The pretrial program will include a dedicated clinical team that will provide mental health services, substance use disorder treatment, intensive case management, restorative justice, job skills training/employment services, and housing related support.

Chief Probation Officer Kalisa Rochester held several planning meetings with community leaders, including public and private health service providers and Community Based Organizations—several of which were staffed by formerly justice-involved individuals—to design a program that would assist the County’s most socially vulnerable population.

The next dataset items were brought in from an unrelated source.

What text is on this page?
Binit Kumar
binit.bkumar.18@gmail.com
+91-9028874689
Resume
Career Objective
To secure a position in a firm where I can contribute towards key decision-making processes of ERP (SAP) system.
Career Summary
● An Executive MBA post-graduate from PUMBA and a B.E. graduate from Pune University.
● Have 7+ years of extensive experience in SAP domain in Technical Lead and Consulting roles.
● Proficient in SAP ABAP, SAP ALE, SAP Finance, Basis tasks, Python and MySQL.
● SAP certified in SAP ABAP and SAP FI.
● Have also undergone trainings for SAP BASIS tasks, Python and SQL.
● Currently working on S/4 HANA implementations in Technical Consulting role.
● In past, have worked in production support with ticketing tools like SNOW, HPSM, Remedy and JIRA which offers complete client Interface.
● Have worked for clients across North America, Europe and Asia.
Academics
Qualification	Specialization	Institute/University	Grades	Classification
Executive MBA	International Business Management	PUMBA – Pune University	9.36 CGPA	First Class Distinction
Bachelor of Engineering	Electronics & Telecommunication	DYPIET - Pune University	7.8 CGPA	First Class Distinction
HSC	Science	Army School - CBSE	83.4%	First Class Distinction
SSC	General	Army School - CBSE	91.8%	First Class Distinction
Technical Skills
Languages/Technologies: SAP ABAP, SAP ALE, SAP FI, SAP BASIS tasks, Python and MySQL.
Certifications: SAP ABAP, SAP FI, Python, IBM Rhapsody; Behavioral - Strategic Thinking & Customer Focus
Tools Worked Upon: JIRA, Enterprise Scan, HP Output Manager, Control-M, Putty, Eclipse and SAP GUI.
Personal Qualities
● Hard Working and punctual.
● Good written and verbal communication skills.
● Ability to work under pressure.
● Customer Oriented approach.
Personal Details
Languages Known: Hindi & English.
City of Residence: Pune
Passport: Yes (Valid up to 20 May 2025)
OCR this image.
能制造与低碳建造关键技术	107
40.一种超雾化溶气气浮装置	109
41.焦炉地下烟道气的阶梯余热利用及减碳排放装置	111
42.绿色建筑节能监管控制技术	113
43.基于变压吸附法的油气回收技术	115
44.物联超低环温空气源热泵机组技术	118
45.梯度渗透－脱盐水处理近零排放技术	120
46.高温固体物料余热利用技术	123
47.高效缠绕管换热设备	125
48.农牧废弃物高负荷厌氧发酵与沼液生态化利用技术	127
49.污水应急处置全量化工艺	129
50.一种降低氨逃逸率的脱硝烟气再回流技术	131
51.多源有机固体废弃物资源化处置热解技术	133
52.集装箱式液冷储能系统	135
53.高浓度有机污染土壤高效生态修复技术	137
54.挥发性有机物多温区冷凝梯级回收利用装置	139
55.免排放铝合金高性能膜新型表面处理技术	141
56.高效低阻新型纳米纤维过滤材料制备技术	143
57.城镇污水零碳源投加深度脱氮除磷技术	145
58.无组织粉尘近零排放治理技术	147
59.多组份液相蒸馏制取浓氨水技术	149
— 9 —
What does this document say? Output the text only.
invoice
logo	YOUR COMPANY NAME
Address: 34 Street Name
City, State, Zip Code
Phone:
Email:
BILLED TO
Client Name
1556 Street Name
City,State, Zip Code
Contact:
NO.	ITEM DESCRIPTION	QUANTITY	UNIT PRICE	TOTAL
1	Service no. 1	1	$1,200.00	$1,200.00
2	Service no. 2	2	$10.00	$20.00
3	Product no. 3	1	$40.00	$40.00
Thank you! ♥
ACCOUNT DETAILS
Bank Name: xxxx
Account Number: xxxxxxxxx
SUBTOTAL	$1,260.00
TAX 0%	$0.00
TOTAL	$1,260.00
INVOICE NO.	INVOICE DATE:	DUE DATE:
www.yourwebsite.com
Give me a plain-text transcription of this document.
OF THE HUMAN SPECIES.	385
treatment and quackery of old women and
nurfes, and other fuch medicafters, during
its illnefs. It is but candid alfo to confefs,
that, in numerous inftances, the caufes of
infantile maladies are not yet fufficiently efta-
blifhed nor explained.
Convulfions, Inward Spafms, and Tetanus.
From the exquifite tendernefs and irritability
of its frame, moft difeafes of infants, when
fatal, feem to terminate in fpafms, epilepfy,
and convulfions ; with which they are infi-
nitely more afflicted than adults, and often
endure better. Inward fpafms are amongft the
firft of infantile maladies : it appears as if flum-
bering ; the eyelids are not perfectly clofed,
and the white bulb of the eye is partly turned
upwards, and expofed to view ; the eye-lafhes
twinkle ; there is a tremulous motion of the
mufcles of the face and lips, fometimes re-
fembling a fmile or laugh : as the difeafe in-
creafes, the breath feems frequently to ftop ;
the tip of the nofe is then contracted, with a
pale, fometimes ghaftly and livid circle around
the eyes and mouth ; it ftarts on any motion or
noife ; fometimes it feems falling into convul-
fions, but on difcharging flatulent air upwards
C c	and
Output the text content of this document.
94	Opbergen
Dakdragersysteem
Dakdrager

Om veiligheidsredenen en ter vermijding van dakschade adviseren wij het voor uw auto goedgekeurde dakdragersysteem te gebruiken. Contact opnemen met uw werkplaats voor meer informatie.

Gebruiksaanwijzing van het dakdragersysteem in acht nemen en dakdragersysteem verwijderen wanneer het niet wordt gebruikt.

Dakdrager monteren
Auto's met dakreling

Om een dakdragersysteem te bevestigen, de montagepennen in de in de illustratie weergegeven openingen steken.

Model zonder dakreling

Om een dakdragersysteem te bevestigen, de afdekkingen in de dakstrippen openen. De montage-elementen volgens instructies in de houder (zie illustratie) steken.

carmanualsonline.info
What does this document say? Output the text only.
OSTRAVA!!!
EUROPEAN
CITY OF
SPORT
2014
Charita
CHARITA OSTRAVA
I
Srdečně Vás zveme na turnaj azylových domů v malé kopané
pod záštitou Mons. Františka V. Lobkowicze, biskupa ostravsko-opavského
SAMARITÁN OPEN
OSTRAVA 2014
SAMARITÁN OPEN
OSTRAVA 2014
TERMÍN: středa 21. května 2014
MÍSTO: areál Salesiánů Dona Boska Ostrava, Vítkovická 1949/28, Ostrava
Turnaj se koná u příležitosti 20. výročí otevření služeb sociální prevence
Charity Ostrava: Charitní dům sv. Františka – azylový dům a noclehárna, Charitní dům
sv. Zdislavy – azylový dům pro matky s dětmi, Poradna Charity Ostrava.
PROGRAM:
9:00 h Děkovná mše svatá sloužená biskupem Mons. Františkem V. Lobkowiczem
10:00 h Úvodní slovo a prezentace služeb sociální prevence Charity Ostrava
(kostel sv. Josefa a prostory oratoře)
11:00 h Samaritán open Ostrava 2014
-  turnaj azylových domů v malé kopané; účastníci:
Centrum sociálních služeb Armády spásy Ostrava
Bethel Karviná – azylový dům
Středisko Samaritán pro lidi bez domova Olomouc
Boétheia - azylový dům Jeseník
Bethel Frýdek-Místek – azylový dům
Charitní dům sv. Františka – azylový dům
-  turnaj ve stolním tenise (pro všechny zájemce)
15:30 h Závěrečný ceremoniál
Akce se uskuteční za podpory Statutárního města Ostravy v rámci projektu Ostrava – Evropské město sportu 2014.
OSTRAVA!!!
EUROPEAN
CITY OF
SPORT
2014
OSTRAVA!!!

Rochester noted in her proposal, “Jails and prisons have become America’s de-facto mental health facilities; however, they are not built, financed or structured to provide adequate mental health services. Our pretrial services program creates a framework for behavioral health, justice system partners, and community stakeholders to work collaboratively across systems to provide evidence-based programming to forward the dual goals of individual recovery and public safety risk reduction.”

The Merced County Probation Department will invite governmental and non-governmental agencies to collaborate on a Request for Proposal (RFP) that will create a community-based treatment program that is aligned with Maslow’s Hierarchy of Needs. It is anticipated that at least 65 percent of the grant funding will go toward contracts with Non-Governmental Organizations to carry out the mission of the pretrial program.